Ceará

Para evitar saída de Capitão Wagner, PR lhe dá a direção no Ceará

Capitão Wagner negocia com o PROS a assumir o seu comando no Ceará, mas Lúcio Alcântara quer mantê-lo no PR

O presidente do PR no Ceará, ex-governador Lúcio Alcântara, quer passar o comando do partido ao deputado estadual Capitão Wagner. No entanto, o parlamentar apresentou algumas condições para presidir a legenda, o que ainda aguarda ser avaliado. Ele também dialoga com o PROS. Já o deputado federal Cabo Sabino deve mesmo dirigir o Partido Humanista da Solidariedade (PHS), como o Diário do Nordeste já havia anunciado. 

Lúcio Alcântara esteve, na manhã de ontem, em reunião com Capitão Wagner, em seu gabinete na Assembleia Legislativa, tratando sobre questões políticas e partidárias, dentre elas a entrega do comando do PR estadual ao parlamentar. O republicano até aceita tal investida, mas quer ter o controle, de fato, da agremiação, e não servir de dirigente apenas no papel, segundo disse à reportagem.

A preocupação das lideranças do PR cearense se justifica, pois há um diálogo entre o deputado e lideranças do Partido Republicano da Ordem Social (PROS), legenda da qual ele também poderá ser presidente, caso não haja avanço no PR. Um dos imbróglios na sigla republicana diz respeito ao posicionamento de filiados alinhados com a base do Governo Camilo Santana. 

O caso claro é o da deputada federal Gorete Pereira (PR), que, apesar de não se posicionar de forma explícita como da base do governador, tem atuado nos bastidores da política como aliada da gestão.
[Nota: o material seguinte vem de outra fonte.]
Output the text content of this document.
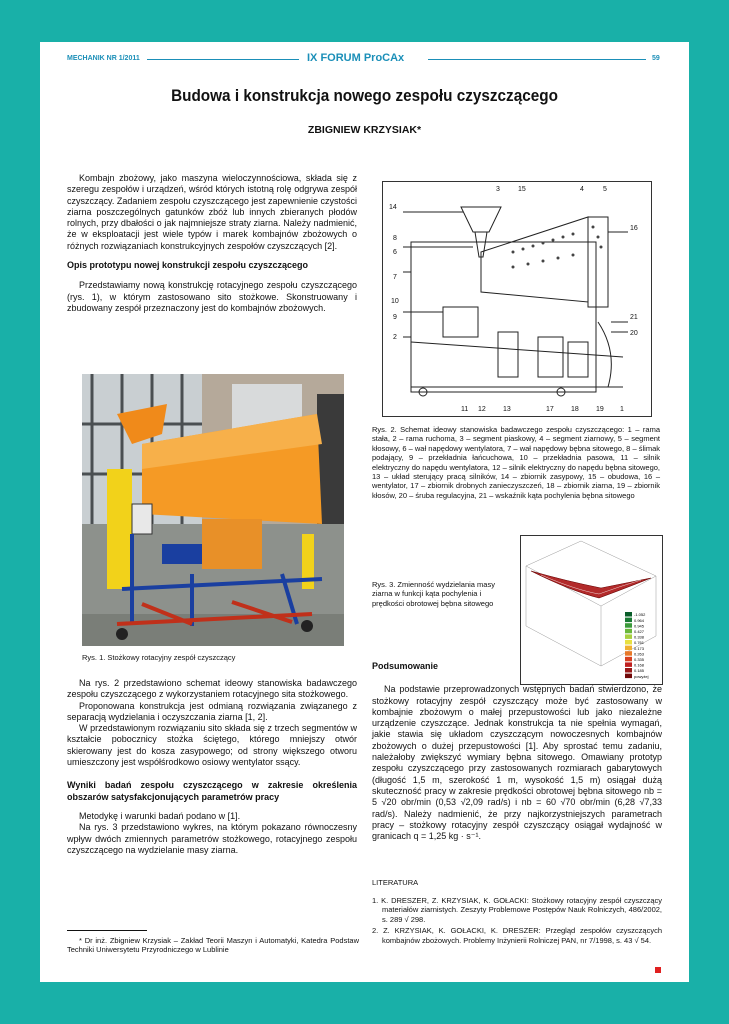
MECHANIK NR 1/2011	IX FORUM ProCAx	59
Budowa i konstrukcja nowego zespołu czyszczącego
ZBIGNIEW KRZYSIAK*

Kombajn zbożowy, jako maszyna wieloczynnościowa, składa się z szeregu zespołów i urządzeń, wśród których istotną rolę odgrywa zespół czyszczący. Zadaniem zespołu czyszczącego jest zapewnienie czystości ziarna poszczególnych gatunków zbóż lub innych zbieranych płodów rolnych, przy dbałości o jak najmniejsze straty ziarna. Należy nadmienić, że w eksploatacji jest wiele typów i marek kombajnów zbożowych o różnych rozwiązaniach konstrukcyjnych zespołów czyszczących [2].

Opis prototypu nowej konstrukcji zespołu czyszczącego

Przedstawiamy nową konstrukcję rotacyjnego zespołu czyszczącego (rys. 1), w którym zastosowano sito stożkowe. Skonstruowany i zbudowany zespół przeznaczony jest do kombajnów zbożowych.

Rys. 1. Stożkowy rotacyjny zespół czyszczący
3	15	4	5
14
16
8
6
7
10
9
2
21
20
11 12 13	17 18 19 1
Rys. 2. Schemat ideowy stanowiska badawczego zespołu czyszczącego: 1 – rama stała, 2 – rama ruchoma, 3 – segment piaskowy, 4 – segment ziarnowy, 5 – segment kłosowy, 6 – wał napędowy wentylatora, 7 – wał napędowy bębna sitowego, 8 – ślimak podający, 9 – przekładnia łańcuchowa, 10 – przekładnia pasowa, 11 – silnik elektryczny do napędu wentylatora, 12 – silnik elektryczny do napędu bębna sitowego, 13 – układ sterujący pracą silników, 14 – zbiornik zasypowy, 15 – obudowa, 16 – wentylator, 17 – zbiornik drobnych zanieczyszczeń, 18 – zbiornik ziarna, 19 – zbiornik kłosów, 20 – śruba regulacyjna, 21 – wskaźnik kąta pochylenia bębna sitowego
-1.052
0.964
0.945
0.427
0.338
0.761
0.173
0.263
0.335
0.168
0.185
powyżej
Rys. 3. Zmienność wydzielania masy ziarna w funkcji kąta pochylenia i prędkości obrotowej bębna sitowego

Na rys. 2 przedstawiono schemat ideowy stanowiska badawczego zespołu czyszczącego z wykorzystaniem rotacyjnego sita stożkowego.

Proponowana konstrukcja jest odmianą rozwiązania związanego z separacją wydzielania i oczyszczania ziarna [1, 2].

W przedstawionym rozwiązaniu sito składa się z trzech segmentów w kształcie pobocznicy stożka ściętego, którego mniejszy otwór skierowany jest do kosza zasypowego; od strony większego otworu umieszczony jest współśrodkowo osiowy wentylator ssący.

Wyniki badań zespołu czyszczącego w zakresie określenia obszarów satysfakcjonujących parametrów pracy

Metodykę i warunki badań podano w [1].

Na rys. 3 przedstawiono wykres, na którym pokazano równoczesny wpływ dwóch zmiennych parametrów stożkowego, rotacyjnego zespołu czyszczącego na wydzielanie masy ziarna.

* Dr inż. Zbigniew Krzysiak – Zakład Teorii Maszyn i Automatyki, Katedra Podstaw Techniki Uniwersytetu Przyrodniczego w Lublinie
Podsumowanie

Na podstawie przeprowadzonych wstępnych badań stwierdzono, że stożkowy rotacyjny zespół czyszczący może być zastosowany w kombajnie zbożowym o małej przepustowości lub jako niezależne urządzenie czyszczące. Jednak konstrukcja ta nie spełnia wymagań, jakie stawia się układom czyszczącym nowoczesnych kombajnów zbożowych o dużej przepustowości [1]. Aby sprostać temu zadaniu, należałoby zwiększyć wymiary bębna sitowego. Omawiany prototyp zespołu czyszczącego przy zastosowanych rozmiarach gabarytowych (długość 1,5 m, szerokość 1 m, wysokość 1,5 m) osiągał dużą skuteczność pracy w zakresie prędkości obrotowej bębna sitowego nb = 5 √20 obr/min (0,53 √2,09 rad/s) i nb = 60 √70 obr/min (6,28 √7,33 rad/s). Należy nadmienić, że przy najkorzystniejszych parametrach pracy – stożkowy rotacyjny zespół czyszczący osiągał wydajność w granicach q = 1,25 kg · s⁻¹.

LITERATURA
1. K. DRESZER, Z. KRZYSIAK, K. GOŁACKI: Stożkowy rotacyjny zespół czyszczący materiałów ziarnistych. Zeszyty Problemowe Postępów Nauk Rolniczych, 486/2002, s. 289 √ 298.
2. Z. KRZYSIAK, K. GOŁACKI, K. DRESZER: Przegląd zespołów czyszczących kombajnów zbożowych. Problemy Inżynierii Rolniczej PAN, nr 7/1998, s. 43 √ 54.
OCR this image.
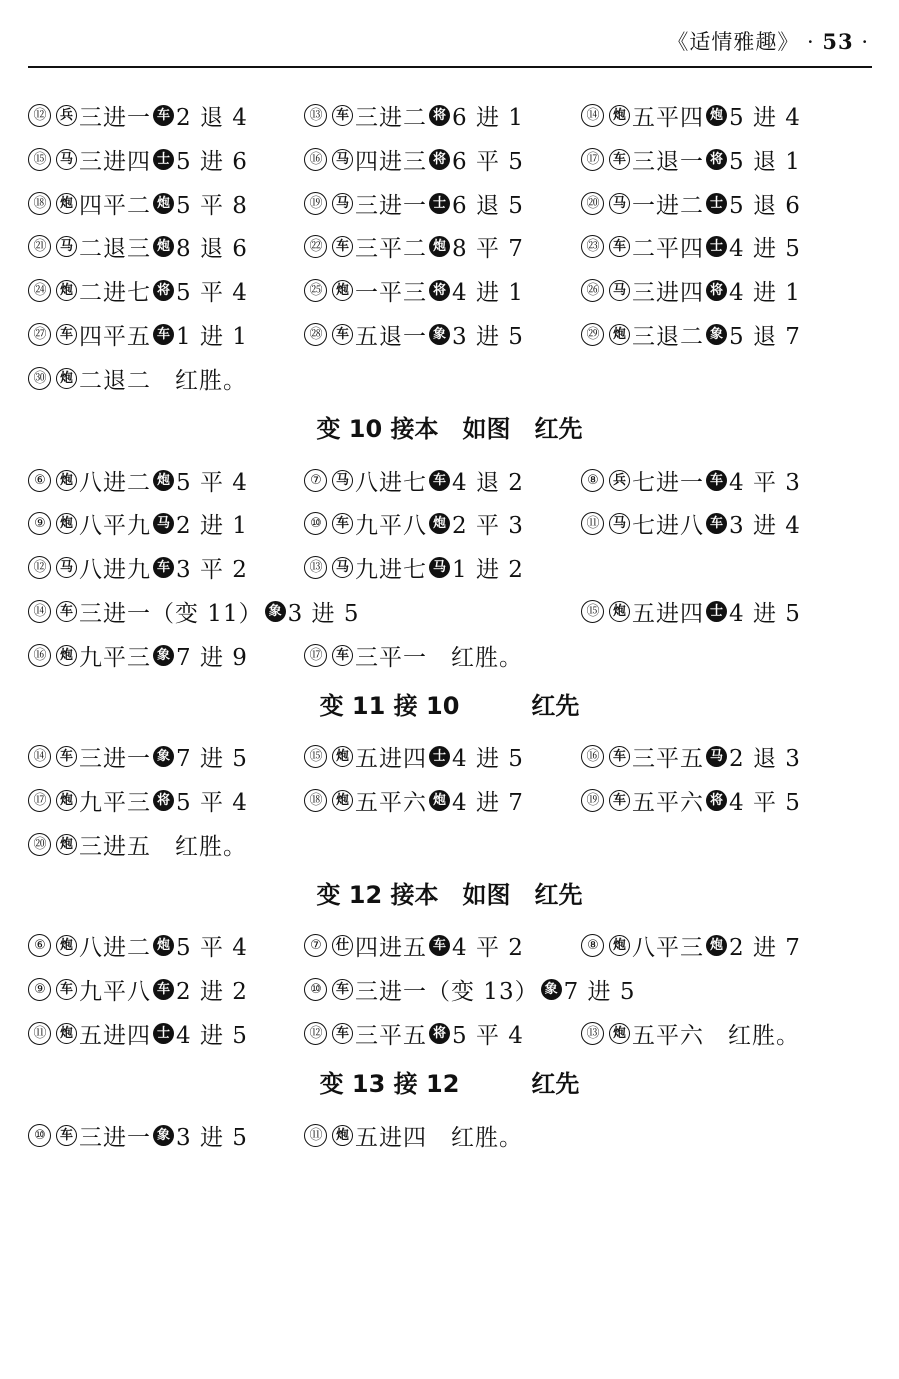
《适情雅趣》 · 53 ·
变 10 接本　如图　红先
变 11 接 10　　　红先
变 12 接本　如图　红先
变 13 接 12　　　红先
⑫	兵 三进一 车 2 退 4	⑬	车 三进二 将 6 进 1	⑭	炮 五平四 炮 5 进 4
⑮	马 三进四 士 5 进 6	⑯	马 四进三 将 6 平 5	⑰	车 三退一 将 5 退 1
⑱	炮 四平二 炮 5 平 8	⑲	马 三进一 士 6 退 5	⑳	马 一进二 士 5 退 6
㉑	马 二退三 炮 8 退 6	㉒	车 三平二 炮 8 平 7	㉓	车 二平四 士 4 进 5
㉔	炮 二进七 将 5 平 4	㉕	炮 一平三 将 4 进 1	㉖	马 三进四 将 4 进 1
㉗	车 四平五 车 1 进 1	㉘	车 五退一 象 3 进 5	㉙	炮 三退二 象 5 退 7
㉚	炮 二退二 　红胜。
⑥	炮 八进二 炮 5 平 4	⑦	马 八进七 车 4 退 2	⑧	兵 七进一 车 4 平 3
⑨	炮 八平九 马 2 进 1	⑩	车 九平八 炮 2 平 3	⑪	马 七进八 车 3 进 4
⑫	马 八进九 车 3 平 2	⑬	马 九进七 马 1 进 2
⑭	车 三进一（变 11） 象 3 进 5	⑮	炮 五进四 士 4 进 5
⑯	炮 九平三 象 7 进 9	⑰	车 三平一 　红胜。
⑭	车 三进一 象 7 进 5	⑮	炮 五进四 士 4 进 5	⑯	车 三平五 马 2 退 3
⑰	炮 九平三 将 5 平 4	⑱	炮 五平六 炮 4 进 7	⑲	车 五平六 将 4 平 5
⑳	炮 三进五 　红胜。
⑥	炮 八进二 炮 5 平 4	⑦	仕 四进五 车 4 平 2	⑧	炮 八平三 炮 2 进 7
⑨	车 九平八 车 2 进 2	⑩	车 三进一（变 13） 象 7 进 5
⑪	炮 五进四 士 4 进 5	⑫	车 三平五 将 5 平 4	⑬	炮 五平六 　红胜。
⑩	车 三进一 象 3 进 5	⑪	炮 五进四 　红胜。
Esse e outros problemas internos têm gerado a insatisfação de Wagner, que sinaliza deixar os quadros do PR. 

Estrutura
Segundo disse em entrevista, seu prazo para resolver todas as pendências partidárias é até o início de janeiro, quando deve tomar uma decisão em definitivo. Também é nesta data que Wagner espera um posicionamento dos partidos de oposição quanto aos nomes colocados para a disputa em uma coligação para 2018 que contaria, segundo ele, com PSD, PROS, PSDB, PR, SD e PHS. 

"Não vou ficar postergando até as vésperas das eleições, porque a gente não tem estrutura para competir com o Governo e precisamos construir um projeto, e para isso é necessário tempo. Se em janeiro ficar decidido que estarei na chapa majoritária, vou tentar ir atrás do projeto, mas se não, vou para a disputa a deputado federal". 

O parlamentar esteve reunido na terça-feira passada, em Brasília, com o senador Tasso Jereissati (PSDB), o deputado federal Genecias Noronha (SD), o conselheiro em disponibilidade do Tribunal de Contas do Estado (TCE), Domingos Filho, Lúcio Alcântara e o ex-deputado federal e atual vice-prefeito de Maracanaú, Roberto Pessoa (PR). 

No encontro, ficou acertado que a oposição terá uma chapa para a disputa no ano que vem. "Há expectativa de nosso nome estar nessa chapa majoritária. Temos projeto e disposição e acreditamos que nosso nome é viável", disse ele. Nos primeiros dias de janeiro, os partidos se reunirão, mais uma vez, para bater o martelo sobre a corrida eleitoral envolvendo a bancada oposicionista. 

Comunicado
Wagner afirmou que seu aliado na política local, o deputado federal Cabo Sabino, já acertou ingresso no PHS, e isso teria sido feito em encontros realizados com a direção nacional do PHS. O vice-presidente da Assembleia Legislativa, Tin Gomes, que preside a legenda no Ceará, havia dito ao Diário do Nordeste que, caso isso se concretizasse, ele deixaria o partido, o que resultaria num esvaziamento da sigla. 

No entanto, ontem, quando questionado sobre as afirmações de Wagner, o humanista disse que não havia sido comunicado, ressaltando ainda que há uma disputa interna pelo comando nacional, o que poderia prejudicar qualquer discussão em torno de ingresso de novos filiados.